I must have stared at her for a long time before my breathing slowed.
"It's me," she said.
"I know."
She swayed an inch in my direction, and I collapsed into her arms. Then I let her lead me out of the alley.
We found a doorway to duck into, and I steadied myself against the wall. She took off a glove and touched my forehead with her fingertips.
"You're sweating, Freddie. Hard to do in this cold." Then when I stayed silent, "It wasn't Richie."
"I know."
"Then why did you-"
"I know now." I could feel my voice getting louder. Shoppers passing by stopped to gawk. I went quiet until they moved on. "But sometimes, Becky . . . sometimes I don't know what's real."
"We all feel that way, Freddie. You think I don't feel it when I sit in the therapy room and watch kids brought in, one after the other, with limbs missing and a thousand-yard stare?"
"You don't understand. I don't know if anything's real, Richie, the war, all of this." I waved my hand to encompass Tremont Street, the stone lions and the carolers, the frog pond with the costumed skaters, the ice sculptures. I stuck my head out the doorway and gestured toward the alley some poor guy was sleeping in to get out of the cold. But I didn't look back at Becky, afraid to see what I'd find.
"Maybe we shouldn't do this again," I finally said.
"Do what?" She forced me to look at her. "Do what, Freddie? Come into the city? Go to see my favorite ice sculptures? Mingle with crowds? Listen to carolers who might sing your mother's favorite song? What is it we shouldn't do again? Or is it going out together, you and I? Because if that's it, I think I should have a say as well."
Her brows lifted, an
d she stood balanced in the moment, waiting for my answer. My mind spun through images-the gingerbread house, my family, the war, a castle and crypt. I pulled away and stepped back, putting an arm's length between us, though it might as well have been a chasm.
"I was wrong to ask you out. Take me back to the hospital . . . please."
For a long moment, she didn't respond. Then she put her glove back on, took my hand, and led me across the traffic on Tremont Street, past the ice sculptures and down by the frog pond, over the hill with the obelisk and into the dungeon of a garage. When we were both buckled safely in the car, she eased out of the parking space and then, with a stab of her foot on the accelerator, lurched up the exit ramp.

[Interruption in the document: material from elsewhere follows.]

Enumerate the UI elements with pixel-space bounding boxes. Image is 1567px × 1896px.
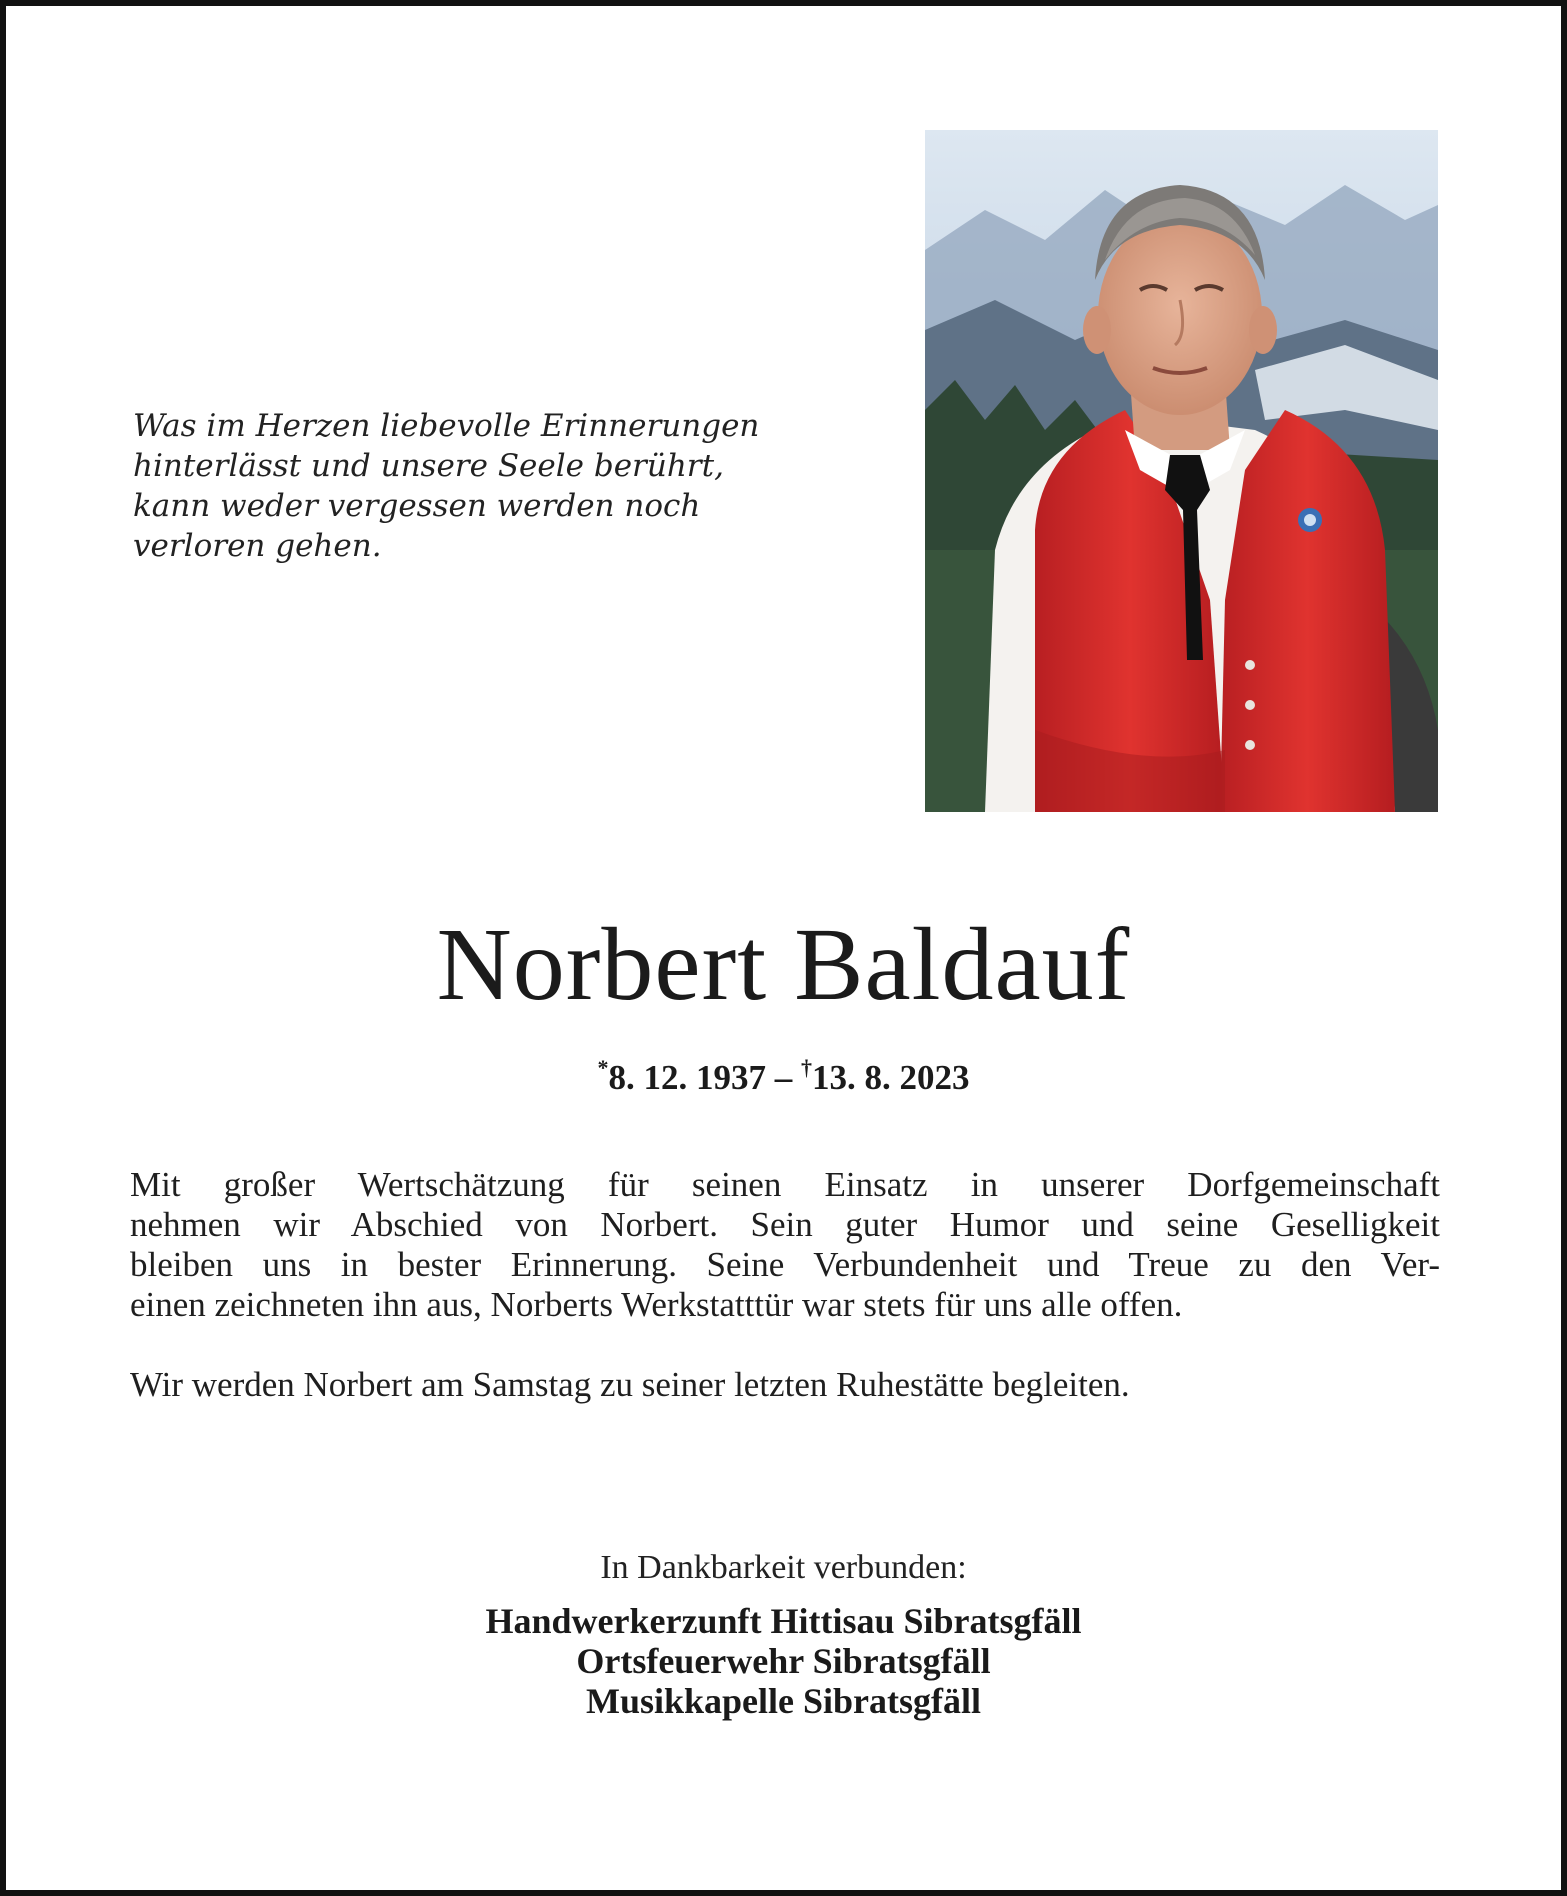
quote-line: kann weder vergessen werden noch (133, 488, 701, 524)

She said not a word, not there and not on the ride back to the hospital. As I listened to the rumble of the snow tires, I watched her hands clutching the steering wheel at ten and two o'clock. Her jaw was set, and her lips compressed into a thin line as she focused on the road ahead. I found myself praying for the first time in years, to the Goddess or whoever would listen.
Don't let my demons drag her down.
Chapter Thirty-Three
The Dagger of Sorrow
Day twenty-nine. One more day before the end of all things. As I trudged down the path to the royal gardens, time itself seemed to be winding down like the hands of an aging clock. No birds sang. The wailing of the wind had softened to a moan, and what passed these days for daylight was fading.
I'd reconsidered my plan. The thought of bringing Rebecca to the crypt made my fists clench so tightly the nails left marks in my palms. How could I have presumed to drag her down into my world of demons and assassins? Whatever course the final trial might take, it was something I had to do alone.
In the end, there was only me.
When I arrived at the gardens, I found her bustling about, organizing things that needed no organizing. She was muttering to herself, checking off her list as she scurried about. Prune the hydrangeas. Water the flowerbeds. Lock the tools in their shed so children playing in the garden won't harm themselves. As if she were leaving for the last time. I stood by, silently admiring her energy.